Chapman was repeating a conservative talking point. But why are Republicans delegitimizing democracy right now? It turns out there’s a reason.
Liberal ideas about inclusive democracy threaten exclusive Republican values.
Writing for the Heritage Foundation, a conservative public policy think tank, Bernard Dobski said in 2020,
America is a republic and not a pure democracy. The contemporary efforts to weaken our republican customs and institutions in the name of greater equality, run against the efforts by America’s Founders to defend our country from the potential excesses of democratic majorities.
Marcus Johnson of Only Sky said that Dobski “is arguing for a form of minority rule that avoids the concept that all people are created equal.”
Republicans are losing ground in America.
As Jennifer Rubin wrote this week,
The group that has declined the most is at the core of the MAGA movement, the group most devoted to Christian nationalism. As recently as 2006, white evangelical Protestants comprised nearly one-quarter of Americans (23%). Today, they are only 13.6%.
So Republicans discount the scary “majority mob rule” of democracy in order to elevate their moral majority (now minority) back into power.
Prepare yourself. There’s another, more factual, reading for Chapman’s statement, that America is not a democracy.
Thanks to gerrymandering and voting restrictions among other things, today’s Republicans are in control of the U. S. Supreme Court, the U. S. House, the North Carolina State Legislature and State Supreme Court, our county Commission Board, and they have a 4-1 majority on our School Board.

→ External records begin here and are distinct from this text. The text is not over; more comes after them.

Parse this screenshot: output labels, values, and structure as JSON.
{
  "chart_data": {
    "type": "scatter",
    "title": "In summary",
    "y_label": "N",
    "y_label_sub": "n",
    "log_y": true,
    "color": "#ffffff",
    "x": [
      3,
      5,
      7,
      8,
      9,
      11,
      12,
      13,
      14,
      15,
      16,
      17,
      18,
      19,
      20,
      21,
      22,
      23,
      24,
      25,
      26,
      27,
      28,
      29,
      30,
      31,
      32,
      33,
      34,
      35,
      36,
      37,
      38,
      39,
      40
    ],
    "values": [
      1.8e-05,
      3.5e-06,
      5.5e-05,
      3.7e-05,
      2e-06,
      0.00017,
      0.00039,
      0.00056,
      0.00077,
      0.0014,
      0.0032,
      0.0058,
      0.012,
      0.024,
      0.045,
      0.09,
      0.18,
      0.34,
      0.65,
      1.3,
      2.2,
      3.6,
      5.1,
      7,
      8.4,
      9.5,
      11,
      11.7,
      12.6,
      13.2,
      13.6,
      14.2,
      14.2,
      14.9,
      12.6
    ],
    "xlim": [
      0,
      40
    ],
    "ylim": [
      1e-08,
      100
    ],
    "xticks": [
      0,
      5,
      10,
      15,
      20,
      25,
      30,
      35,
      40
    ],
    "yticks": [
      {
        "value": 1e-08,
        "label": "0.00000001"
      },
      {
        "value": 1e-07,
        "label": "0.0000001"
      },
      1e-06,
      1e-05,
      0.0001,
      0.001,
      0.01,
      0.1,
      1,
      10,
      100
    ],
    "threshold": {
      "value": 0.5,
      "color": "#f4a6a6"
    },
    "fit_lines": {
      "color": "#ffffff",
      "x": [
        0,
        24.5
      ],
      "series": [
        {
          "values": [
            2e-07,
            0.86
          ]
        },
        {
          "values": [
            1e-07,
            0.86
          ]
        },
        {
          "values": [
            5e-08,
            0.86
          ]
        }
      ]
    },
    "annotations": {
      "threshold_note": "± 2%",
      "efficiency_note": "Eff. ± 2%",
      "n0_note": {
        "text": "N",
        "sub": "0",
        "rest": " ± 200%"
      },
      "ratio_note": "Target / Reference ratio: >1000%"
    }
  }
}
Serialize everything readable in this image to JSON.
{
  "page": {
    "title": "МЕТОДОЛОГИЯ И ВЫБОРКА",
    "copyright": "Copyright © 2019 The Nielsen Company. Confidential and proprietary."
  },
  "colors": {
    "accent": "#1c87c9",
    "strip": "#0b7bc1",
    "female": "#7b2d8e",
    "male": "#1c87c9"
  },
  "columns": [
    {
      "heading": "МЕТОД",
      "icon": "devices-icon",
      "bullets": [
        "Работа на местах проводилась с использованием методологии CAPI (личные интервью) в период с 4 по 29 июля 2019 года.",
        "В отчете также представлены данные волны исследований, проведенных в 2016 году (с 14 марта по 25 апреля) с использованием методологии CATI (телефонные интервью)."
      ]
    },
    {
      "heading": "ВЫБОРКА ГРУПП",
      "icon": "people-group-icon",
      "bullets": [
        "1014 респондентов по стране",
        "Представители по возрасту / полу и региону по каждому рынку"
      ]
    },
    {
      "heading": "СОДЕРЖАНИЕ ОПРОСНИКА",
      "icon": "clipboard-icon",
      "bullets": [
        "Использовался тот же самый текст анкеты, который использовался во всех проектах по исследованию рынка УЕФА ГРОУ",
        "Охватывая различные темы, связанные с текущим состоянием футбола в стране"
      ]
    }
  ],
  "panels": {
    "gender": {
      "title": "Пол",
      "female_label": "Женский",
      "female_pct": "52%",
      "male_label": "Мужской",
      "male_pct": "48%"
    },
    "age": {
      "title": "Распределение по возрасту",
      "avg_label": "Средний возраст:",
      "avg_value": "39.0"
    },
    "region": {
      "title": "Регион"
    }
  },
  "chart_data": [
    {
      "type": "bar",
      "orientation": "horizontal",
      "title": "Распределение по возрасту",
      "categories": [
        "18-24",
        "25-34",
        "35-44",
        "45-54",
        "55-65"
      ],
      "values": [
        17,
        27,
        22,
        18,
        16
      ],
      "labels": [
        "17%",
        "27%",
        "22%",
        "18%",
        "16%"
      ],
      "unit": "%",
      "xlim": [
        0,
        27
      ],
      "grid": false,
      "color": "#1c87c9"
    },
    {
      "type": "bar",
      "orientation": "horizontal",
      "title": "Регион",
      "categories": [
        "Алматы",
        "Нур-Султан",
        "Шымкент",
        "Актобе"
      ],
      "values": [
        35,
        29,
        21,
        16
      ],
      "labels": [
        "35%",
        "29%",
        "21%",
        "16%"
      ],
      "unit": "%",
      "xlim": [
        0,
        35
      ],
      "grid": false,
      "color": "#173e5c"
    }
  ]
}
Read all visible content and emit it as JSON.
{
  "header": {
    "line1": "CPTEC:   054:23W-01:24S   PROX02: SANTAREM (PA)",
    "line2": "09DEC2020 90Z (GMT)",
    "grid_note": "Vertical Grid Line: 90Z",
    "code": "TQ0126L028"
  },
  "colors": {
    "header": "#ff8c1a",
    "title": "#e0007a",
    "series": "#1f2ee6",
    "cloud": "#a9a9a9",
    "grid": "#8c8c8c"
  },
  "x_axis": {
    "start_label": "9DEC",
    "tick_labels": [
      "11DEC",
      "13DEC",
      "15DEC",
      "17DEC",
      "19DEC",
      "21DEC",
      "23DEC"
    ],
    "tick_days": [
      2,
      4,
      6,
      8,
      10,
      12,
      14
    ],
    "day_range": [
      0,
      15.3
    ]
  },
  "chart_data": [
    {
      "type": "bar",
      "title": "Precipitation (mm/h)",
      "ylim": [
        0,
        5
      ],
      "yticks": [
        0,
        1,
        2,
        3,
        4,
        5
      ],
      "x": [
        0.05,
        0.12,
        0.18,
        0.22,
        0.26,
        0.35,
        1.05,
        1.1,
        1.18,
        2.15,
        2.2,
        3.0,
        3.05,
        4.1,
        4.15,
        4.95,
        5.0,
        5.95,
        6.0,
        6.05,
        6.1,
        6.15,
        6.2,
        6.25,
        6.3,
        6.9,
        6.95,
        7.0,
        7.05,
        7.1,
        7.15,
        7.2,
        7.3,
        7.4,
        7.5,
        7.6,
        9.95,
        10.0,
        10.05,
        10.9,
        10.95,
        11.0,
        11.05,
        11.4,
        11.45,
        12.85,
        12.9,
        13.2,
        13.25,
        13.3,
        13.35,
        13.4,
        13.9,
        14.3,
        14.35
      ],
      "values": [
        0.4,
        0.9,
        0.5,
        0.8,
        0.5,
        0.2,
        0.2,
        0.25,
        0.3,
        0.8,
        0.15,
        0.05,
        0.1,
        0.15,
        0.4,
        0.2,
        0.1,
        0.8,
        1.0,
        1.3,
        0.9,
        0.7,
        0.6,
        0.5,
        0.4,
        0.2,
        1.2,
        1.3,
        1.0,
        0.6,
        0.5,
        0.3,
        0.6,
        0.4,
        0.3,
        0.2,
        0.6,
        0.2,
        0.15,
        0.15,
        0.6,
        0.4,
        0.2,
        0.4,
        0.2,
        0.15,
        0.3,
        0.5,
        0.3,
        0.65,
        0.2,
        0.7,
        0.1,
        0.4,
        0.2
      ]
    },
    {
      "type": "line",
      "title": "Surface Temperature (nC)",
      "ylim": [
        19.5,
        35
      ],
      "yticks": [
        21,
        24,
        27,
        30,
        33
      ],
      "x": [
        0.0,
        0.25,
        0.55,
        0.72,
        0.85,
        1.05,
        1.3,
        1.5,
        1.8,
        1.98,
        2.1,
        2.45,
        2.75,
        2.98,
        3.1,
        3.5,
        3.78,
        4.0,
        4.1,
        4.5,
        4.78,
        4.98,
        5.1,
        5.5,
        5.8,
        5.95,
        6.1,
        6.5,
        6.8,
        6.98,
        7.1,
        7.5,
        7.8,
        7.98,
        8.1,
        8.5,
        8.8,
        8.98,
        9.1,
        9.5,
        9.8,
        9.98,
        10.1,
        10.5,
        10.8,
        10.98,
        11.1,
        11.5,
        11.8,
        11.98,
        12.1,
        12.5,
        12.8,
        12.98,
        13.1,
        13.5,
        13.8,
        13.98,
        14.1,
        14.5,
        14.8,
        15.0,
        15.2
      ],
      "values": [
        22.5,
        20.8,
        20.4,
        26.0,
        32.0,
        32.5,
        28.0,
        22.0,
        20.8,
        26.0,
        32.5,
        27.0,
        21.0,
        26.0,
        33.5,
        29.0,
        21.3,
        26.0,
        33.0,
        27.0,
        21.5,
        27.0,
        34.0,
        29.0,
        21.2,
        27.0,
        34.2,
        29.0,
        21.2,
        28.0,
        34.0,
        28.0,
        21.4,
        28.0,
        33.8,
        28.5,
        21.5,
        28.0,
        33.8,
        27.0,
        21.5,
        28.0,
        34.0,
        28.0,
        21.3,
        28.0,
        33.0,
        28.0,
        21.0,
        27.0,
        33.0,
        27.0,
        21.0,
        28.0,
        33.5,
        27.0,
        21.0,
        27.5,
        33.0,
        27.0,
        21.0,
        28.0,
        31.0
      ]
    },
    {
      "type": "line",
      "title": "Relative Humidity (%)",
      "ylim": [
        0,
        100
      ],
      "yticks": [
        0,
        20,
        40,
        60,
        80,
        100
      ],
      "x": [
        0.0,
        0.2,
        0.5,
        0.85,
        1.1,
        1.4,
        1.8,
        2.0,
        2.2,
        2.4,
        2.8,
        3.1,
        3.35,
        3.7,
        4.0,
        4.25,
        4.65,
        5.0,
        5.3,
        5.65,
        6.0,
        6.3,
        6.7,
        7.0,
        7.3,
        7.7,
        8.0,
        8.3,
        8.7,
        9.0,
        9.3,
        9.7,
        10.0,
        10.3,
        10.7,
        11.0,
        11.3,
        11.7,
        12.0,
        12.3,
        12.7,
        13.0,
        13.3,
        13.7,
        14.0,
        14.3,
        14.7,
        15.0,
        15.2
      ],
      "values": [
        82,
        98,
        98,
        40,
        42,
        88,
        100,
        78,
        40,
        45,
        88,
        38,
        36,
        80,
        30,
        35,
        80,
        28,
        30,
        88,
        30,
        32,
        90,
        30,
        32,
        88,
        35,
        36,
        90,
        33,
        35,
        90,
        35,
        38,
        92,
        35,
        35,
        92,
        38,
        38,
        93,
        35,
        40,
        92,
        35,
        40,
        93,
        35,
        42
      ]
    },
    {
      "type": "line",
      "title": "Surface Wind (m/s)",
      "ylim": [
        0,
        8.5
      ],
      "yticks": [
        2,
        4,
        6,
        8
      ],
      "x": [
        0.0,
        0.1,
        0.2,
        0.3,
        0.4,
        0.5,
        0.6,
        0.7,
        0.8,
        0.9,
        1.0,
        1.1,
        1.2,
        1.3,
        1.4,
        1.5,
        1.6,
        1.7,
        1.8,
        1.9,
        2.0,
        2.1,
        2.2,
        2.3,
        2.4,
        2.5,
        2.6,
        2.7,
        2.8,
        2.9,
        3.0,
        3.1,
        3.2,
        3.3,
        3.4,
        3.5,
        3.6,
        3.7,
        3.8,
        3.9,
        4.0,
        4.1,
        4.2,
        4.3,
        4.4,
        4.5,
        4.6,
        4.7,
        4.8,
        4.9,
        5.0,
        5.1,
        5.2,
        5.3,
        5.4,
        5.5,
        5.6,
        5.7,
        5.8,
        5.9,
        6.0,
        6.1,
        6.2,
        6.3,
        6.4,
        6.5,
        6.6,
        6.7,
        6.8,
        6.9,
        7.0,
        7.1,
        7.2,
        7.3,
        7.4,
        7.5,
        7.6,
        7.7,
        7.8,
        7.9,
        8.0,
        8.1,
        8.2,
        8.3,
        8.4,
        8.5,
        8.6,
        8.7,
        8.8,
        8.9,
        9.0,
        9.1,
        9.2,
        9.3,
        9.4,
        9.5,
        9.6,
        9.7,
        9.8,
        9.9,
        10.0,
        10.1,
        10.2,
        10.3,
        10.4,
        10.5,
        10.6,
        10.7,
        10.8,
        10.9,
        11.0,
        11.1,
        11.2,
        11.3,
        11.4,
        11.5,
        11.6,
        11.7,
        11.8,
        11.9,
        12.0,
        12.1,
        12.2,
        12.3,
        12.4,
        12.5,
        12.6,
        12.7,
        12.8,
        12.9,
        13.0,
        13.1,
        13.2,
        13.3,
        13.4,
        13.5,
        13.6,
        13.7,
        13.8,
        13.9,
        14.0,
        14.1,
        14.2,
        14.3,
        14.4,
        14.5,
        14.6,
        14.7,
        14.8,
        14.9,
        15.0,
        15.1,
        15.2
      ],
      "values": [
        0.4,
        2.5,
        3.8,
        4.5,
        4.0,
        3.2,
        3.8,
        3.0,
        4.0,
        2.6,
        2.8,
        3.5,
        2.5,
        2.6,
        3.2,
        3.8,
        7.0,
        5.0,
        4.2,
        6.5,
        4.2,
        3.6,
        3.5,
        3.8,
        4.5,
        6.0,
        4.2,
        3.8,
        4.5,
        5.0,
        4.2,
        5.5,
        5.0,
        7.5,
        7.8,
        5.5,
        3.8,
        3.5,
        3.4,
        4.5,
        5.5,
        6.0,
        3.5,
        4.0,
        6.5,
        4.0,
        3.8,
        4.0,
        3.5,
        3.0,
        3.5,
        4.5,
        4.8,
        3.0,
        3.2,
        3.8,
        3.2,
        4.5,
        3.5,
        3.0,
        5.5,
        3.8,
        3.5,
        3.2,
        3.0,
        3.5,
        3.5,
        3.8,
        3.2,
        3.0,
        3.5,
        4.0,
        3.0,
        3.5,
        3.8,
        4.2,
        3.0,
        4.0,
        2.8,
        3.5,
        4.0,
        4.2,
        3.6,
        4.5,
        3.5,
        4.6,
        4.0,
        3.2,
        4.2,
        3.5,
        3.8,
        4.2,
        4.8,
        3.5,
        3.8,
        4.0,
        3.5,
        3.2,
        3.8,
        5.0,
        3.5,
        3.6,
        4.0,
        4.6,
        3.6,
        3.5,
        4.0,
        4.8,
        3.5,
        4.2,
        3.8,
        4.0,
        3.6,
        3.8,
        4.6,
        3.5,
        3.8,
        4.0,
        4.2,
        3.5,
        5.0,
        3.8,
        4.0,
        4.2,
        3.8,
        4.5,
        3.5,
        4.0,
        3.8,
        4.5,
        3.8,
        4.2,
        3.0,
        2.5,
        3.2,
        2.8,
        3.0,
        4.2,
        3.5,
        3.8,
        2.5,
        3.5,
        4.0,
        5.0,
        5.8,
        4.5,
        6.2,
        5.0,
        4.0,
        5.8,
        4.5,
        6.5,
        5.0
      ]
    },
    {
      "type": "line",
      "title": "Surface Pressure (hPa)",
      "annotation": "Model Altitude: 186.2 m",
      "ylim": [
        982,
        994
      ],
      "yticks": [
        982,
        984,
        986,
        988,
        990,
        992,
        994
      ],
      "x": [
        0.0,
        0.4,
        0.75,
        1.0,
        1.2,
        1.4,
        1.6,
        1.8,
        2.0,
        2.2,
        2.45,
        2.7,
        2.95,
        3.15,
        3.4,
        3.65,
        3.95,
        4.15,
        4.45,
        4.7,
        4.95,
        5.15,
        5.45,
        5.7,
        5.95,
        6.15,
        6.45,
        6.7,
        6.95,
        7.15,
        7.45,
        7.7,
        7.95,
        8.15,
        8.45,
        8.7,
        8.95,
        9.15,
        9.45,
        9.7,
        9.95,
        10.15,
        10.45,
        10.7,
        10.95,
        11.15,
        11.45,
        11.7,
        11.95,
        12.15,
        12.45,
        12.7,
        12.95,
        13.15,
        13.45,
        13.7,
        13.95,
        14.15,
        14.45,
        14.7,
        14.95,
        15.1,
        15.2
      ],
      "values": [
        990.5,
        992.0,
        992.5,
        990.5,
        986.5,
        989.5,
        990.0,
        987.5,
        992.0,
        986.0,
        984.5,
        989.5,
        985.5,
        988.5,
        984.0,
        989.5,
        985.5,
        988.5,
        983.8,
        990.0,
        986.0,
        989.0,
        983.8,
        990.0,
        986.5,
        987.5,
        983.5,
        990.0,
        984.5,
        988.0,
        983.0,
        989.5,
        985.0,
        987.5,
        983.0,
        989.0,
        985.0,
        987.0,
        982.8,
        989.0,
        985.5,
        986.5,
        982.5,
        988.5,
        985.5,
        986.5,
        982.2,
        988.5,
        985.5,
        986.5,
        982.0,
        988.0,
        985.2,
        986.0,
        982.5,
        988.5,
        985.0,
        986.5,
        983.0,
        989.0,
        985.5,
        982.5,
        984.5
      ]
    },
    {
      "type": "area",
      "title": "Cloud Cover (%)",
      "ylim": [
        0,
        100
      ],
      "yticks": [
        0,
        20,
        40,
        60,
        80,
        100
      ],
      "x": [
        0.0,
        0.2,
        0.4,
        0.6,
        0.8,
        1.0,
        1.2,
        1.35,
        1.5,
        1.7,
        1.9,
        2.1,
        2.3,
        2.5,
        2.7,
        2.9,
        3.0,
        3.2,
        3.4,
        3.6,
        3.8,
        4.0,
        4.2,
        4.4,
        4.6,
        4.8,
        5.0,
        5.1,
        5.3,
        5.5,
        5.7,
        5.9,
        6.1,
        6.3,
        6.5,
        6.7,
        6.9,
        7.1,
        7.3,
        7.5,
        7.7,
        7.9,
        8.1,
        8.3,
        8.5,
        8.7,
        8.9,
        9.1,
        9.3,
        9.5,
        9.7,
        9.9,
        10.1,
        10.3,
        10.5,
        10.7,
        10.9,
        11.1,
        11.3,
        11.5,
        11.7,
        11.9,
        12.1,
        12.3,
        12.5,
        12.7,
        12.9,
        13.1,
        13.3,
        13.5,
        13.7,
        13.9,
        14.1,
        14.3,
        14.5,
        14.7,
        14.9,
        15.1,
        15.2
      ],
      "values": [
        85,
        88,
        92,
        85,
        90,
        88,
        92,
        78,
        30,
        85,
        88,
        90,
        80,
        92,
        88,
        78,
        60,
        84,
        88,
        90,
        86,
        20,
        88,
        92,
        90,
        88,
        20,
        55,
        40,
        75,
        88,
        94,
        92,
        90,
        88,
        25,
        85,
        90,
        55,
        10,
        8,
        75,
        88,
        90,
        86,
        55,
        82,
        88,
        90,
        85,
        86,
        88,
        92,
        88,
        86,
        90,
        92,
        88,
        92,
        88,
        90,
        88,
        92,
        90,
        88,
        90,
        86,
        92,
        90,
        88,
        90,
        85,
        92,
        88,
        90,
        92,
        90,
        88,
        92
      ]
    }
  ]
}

Here’s what Stephen Colbert said about the heavily conservative-tilting U. S. Supreme Court in 2021:
“I don’t want to get too technical but we, what’s the word, don’t live in a democracy.”
He reminded his audience that five of the nine justices were appointed by presidents who lost the popular vote.
But I believe that democratic values — equality before the law, protection of human rights, and a two-party fair voting system — will win in the end, because most of us in America want them, and because now more of us are saying so.
Heather Cox Richardson recently said,
Your voice couldn’t be more important. The time to make noise is now, before November 2024, not after.
I couldn’t agree more.
They don't like the word democracy because it's similar to the word democrat. When they say we don't live in a democracy, come back with "we live in a representative democracy". They don't like that either, but it's hard to argue against.
Thanks for this, Deda. Larry Chapman states the obvious -- we don't live in a democracy. That Chapman and his GOP cronies so proudly & gleefully enjoy their entitlement as white Christian men reflects pitifully & shamefully on the moral intelligence of a significant block of the American citizenry.